I woke up on the first day of the new year to the sound of something dying outside my window.
When I first heard the cry, I thought I was dying in my dream. I experience those big, all-consuming dreams that leave you somewhere between reality and fiction when you first wake up.
Some might categorize them more as nightmares because they’re never sweet visits from friends. Some mornings I wake up in a panic that all my teeth have fallen out; I touch my tongue to each of my front teeth to make sure that they are still, in fact, there.
So when I was awoken to the sharp scream of something dying, for a moment I reached for my own heart and wondered if it was me who had cried out in pain. Had I dreamed of something I’d lost, somebody, or just the fear of starting another year alone?
But as I placed my hand under my shirt to my heart, I could feel the steady, strong beat of me. I was still here. Still breathing. Still hoping. Because isn’t that what we all do when the clock turns to midnight on the New Year? We hope.
But then I heard it again. A long drawn out moan through the darkness. I curled myself deeper into my blankets and stared out the window. I counted the moments between the screams; they were never more than 10 seconds before another long, low moan of pain vibrated through the darkness.
What was it out there? Someone’s dog? A coyote that had been hit by a passing car driving too fast down the road? Whatever it was, whomever the creature was, I thought over and over in my head, please, go quickly, please let the pain stop. Please let it be over.

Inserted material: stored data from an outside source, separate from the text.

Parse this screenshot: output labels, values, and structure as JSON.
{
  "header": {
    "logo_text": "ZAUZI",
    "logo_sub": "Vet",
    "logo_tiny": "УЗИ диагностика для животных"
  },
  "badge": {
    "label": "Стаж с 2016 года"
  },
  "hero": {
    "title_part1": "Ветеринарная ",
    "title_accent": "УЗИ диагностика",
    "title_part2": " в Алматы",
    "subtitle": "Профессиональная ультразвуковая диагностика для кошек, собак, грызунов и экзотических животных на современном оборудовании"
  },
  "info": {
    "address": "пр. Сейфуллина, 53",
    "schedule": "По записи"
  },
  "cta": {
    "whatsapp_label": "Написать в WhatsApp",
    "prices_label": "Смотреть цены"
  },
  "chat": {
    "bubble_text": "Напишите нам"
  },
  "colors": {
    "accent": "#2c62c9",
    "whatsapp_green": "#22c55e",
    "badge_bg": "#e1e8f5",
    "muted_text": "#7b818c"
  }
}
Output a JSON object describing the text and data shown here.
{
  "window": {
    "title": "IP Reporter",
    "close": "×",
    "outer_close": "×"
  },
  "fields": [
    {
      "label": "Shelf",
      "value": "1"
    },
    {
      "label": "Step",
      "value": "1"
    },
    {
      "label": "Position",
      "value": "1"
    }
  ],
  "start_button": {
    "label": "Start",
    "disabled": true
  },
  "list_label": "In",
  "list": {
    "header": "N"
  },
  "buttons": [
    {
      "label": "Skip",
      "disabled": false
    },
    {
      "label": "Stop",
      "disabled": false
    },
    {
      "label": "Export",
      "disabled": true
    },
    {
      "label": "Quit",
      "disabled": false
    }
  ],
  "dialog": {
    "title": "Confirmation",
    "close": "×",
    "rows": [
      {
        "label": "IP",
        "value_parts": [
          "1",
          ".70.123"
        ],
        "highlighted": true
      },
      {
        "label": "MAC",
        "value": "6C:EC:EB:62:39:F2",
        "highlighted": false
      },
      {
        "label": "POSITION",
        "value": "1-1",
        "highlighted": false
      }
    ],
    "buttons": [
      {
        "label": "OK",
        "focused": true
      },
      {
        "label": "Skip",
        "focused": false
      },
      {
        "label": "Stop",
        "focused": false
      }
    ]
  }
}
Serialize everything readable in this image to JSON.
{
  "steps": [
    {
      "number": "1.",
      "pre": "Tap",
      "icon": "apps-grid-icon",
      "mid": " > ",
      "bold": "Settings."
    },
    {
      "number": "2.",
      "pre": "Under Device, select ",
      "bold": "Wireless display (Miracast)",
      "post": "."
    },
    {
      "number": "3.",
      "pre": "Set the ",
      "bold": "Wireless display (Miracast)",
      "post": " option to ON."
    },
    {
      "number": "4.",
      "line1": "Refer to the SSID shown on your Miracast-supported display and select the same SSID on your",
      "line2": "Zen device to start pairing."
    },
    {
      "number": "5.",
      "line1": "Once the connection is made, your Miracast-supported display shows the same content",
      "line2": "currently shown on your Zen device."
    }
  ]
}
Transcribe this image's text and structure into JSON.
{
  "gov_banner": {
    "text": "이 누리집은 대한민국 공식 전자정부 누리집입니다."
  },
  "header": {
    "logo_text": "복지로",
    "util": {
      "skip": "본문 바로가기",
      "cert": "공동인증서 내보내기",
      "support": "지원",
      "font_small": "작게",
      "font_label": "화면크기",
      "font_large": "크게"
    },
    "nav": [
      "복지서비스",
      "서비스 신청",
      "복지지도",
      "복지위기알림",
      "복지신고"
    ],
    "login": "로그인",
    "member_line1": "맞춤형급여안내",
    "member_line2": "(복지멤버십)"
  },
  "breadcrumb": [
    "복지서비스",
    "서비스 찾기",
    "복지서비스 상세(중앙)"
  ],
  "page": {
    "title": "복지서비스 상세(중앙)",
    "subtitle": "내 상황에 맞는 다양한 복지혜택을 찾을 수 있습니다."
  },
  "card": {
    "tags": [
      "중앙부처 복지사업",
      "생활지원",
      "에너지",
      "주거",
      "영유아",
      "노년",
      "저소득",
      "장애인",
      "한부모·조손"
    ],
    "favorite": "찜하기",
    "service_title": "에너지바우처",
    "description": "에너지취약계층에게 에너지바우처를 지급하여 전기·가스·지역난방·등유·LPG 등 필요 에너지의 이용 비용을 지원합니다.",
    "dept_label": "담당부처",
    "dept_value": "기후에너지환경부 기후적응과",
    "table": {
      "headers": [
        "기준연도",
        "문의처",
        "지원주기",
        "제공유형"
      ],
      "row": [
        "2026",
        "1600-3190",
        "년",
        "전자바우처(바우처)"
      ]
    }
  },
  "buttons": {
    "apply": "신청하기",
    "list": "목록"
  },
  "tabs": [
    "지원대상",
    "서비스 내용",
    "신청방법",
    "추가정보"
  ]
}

But it didn’t go quick.
Does pain ever really leave quickly? Or does it linger long enough for us to relive every beautiful moment?
Was he out there reliving the best moments of his life, I wondered? Can animals remember things like that? I listened to him for almost an hour, until finally I felt it in my bones as he took his last almost silent scream into the rainy morning of the New Year. And I, too, let out a breath and closed my eyes, fading back to sleep.
Hours later, I wandered the yard with the dogs, searching for the animals whose last moments I had heard so intimately. Where was he? How close had he been to my window on the third floor? My slippers turned wet in the rain and my heart thudded slowly in the back of my throat. Did I really wish to see the animal? Would I be able to handle seeing him? Did I want to put a face to that sound that still lingered in my mind hours later?
I never found him. Perhaps for the best.
Instead, I found a fox. Or rather my dog, she found a fox in the basement of our landlord’s garage. I slowly followed them through three fields as she sprinted after that wild, little orange thing through the long grass and into the woods. My dog never caught him; she never will. Foxes are faster than six-year-old mutts, no matter how hard she runs, she can’t outrun nature. Nor can any of us, really.
Within the first few hours of the New Year, I had lain in the dark listening to an animal lose its life and watched another run wildly, so full of its own life. I guess it made me think of the New Year a little differently this morning.
The New Year comes with all sorts of promises we make to ourselves. We promise to be healthier, to go to more spinning classes, to eat more veggies, drink less, and to do things that will make us happier. As we begin again every January 1st, we think now we get a fresh start. A new beginning.
But do we ever really begin again?
My dog still believes she can catch a fox whether it’s January 1st or June 28th, and she will continue to chase wild animals through the field until her nose is completely gray, and she’s become an old dog. I’ll still miss someone oceans away today, just as I did yesterday and the day before, and that doesn’t change just because a new year is upon us today.
The chocolate chip cookies sitting in my fridge still taste better with a warm cup of coffee for breakfast than the green juice I’m currently sipping on. The blank pages of the stories I want to write are still just as overwhelming as they were three weeks ago in a sunny café in California as they are today as I type out my thoughts at the kitchen table that only rarely gets used as a table for two—or three, or more. I am just as much all the pieces that made me exactly who I was yesterday that I am today.
So maybe we don’t start over this new year.
Maybe we remember where we’re coming from and where we want to go. There are so many things I want to do in this new year, places I want to go, people I want to hug, words I want to write down, and people I hope to laugh with.
I want to grow, thrive, learn to play the piano, and run barefoot everywhere I possibly can. But with all that I hope to become this year, I do not for a moment want to forget where I’ve been and the woman I was just yesterday as the year ended.
More than anything, today, I was reminded that no matter what I want this year, in the next five years, and in all my life, I hope that I’ll always be just as soft to the world and never shut my window to something crying out for love, even if just for an hour in the early hours of the new year.